Manageurs ou responsables de boutique peuvent certes demander conseil à la « direction de la diversité ». Certaines réponses sont claires, tel le refus de proposer des menus halal. Mais parfois, le soutien semble plus vague, voire inexistant (ou ressenti comme tel). Ou encore, le problème ne remonte pas dans la hiérarchie. Désemparé face au nombre de demandes d’ASA, le manageur d’un centre d’appel Orange en région a même instauré un « Aïd flottant » sur trois jours, qui aurait fait polémique.

Demandes de journées raccourcies durant le ramadan, refus de clients de certaines boutiques d’être servis par des femmes ou de vendeurs de servir des clientes, les sources potentielles de tensions sont diverses. En septembre, la découverte fortuite par les ressources humaines, sur un plateau téléphonique francilien, d’une salle de repos reconvertie en lieu de prière par quelques salariés, a causé un peu d’émoi. « Les salles de prière sont interdites, mais l’interdiction reste orale », selon une source interne. Pour permettre de prier pendant les pauses, d’autres manageurs improvisent des solutions bancales, telle la discrète mise à disposition de bureaux. « L’objectif est d’en parler le moins possible pour ne pas créer de conflits, constate une responsable RH. Mais les gens se parlent d’un site à l’autre et revendiquent ce que d’autres ont obtenu ailleurs, alimentant le phénomène. […] N ous avons besoin de règles précises et transparentes, il faut sortir du cas par cas. » Un autre souci n’est évoqué qu’à mots couverts, celui de certains sous-traitants très pratiquants (installateurs de ligne à domicile), dont le comportement a été mal ressenti par des clients et, surtout, des clientes.

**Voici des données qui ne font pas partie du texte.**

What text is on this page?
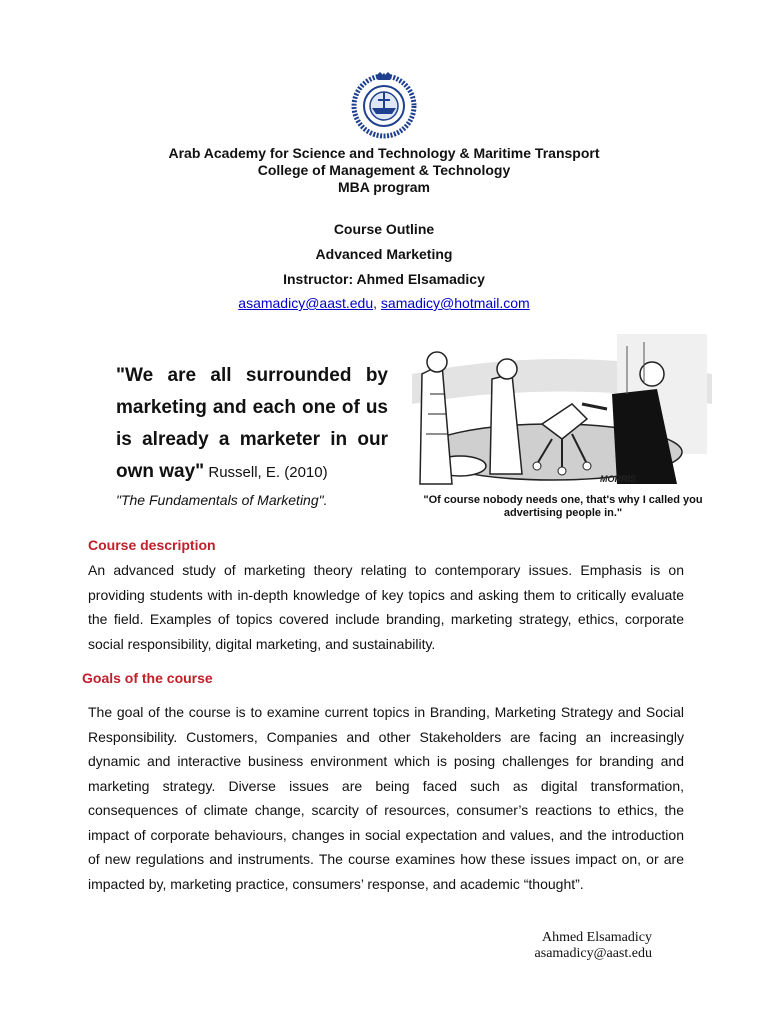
Arab Academy for Science and Technology & Maritime Transport
College of Management & Technology
MBA program
Course Outline
Advanced Marketing
Instructor: Ahmed Elsamadicy
asamadicy@aast.edu, samadicy@hotmail.com
"We are all surrounded by marketing and each one of us is already a marketer in our own way" Russell, E. (2010)
"The Fundamentals of Marketing".
MORRIS
"Of course nobody needs one, that's why I called you advertising people in."
Course description
An advanced study of marketing theory relating to contemporary issues. Emphasis is on providing students with in-depth knowledge of key topics and asking them to critically evaluate the field. Examples of topics covered include branding, marketing strategy, ethics, corporate social responsibility, digital marketing, and sustainability.
Goals of the course
The goal of the course is to examine current topics in Branding, Marketing Strategy and Social Responsibility. Customers, Companies and other Stakeholders are facing an increasingly dynamic and interactive business environment which is posing challenges for branding and marketing strategy. Diverse issues are being faced such as digital transformation, consequences of climate change, scarcity of resources, consumer’s reactions to ethics, the impact of corporate behaviours, changes in social expectation and values, and the introduction of new regulations and instruments. The course examines how these issues impact on, or are impacted by, marketing practice, consumers’ response, and academic “thought”.
Ahmed Elsamadicy
asamadicy@aast.edu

Tout en relativisant, Sonia Abid, secrétaire fédérale de SUD, ne nie pas l’existence de tensions : « Des collègues voilées, on en voit quelques-unes depuis une quinzaine d’années dans les centres d’appel de la région parisienne. Mais ce qui ne dérangeait personne auparavant est, depuis les attentats, devenu une source de stress et provoque l’expression d’un racisme qui n’osait pas s’exprimer avant. » Une déléguée du très laïque syndicat SUD s’est mise à porter foulard et robe musulmane. « C’est une militante pugnace et c’est tout ce qui nous importe, d’autant qu’elle ne fait pas de prosélytisme », rétorque Sonia Abid. Cette militante a demandé, avec d’autres collègues, l’accès à un local pour prier, « mais elle l’a fait à titre personnel et non en tant que syndicaliste », souligne-t-elle.

La plupart des entreprises sont confrontées au problème : selon le dernier rapport de l’institut Randstad-OFRE, 65 % des salariés interrogés ont observé en 2016 « plusieurs manifestations du fait religieux » contre 50 % en 2015, avec « davantage de tensions », même si seuls 9 % des cas recensés sont conflictuels. « Les entreprises privées françaises sont démunies par rapport à ces questions, estime l’avocate Elisabeth Laherre. L’arsenal législatif n’est pas très clair et la France est isolée par rapport au reste du monde, où le communautarisme est plus revendiqué. » Mais l’étude Randstad note aussi que les manageurs intermédiaires sont moins laissés à eux-mêmes, et que « les deux tiers d’entre eux jugent efficace le soutien de leur hiérarchie et des services RH et juridique »."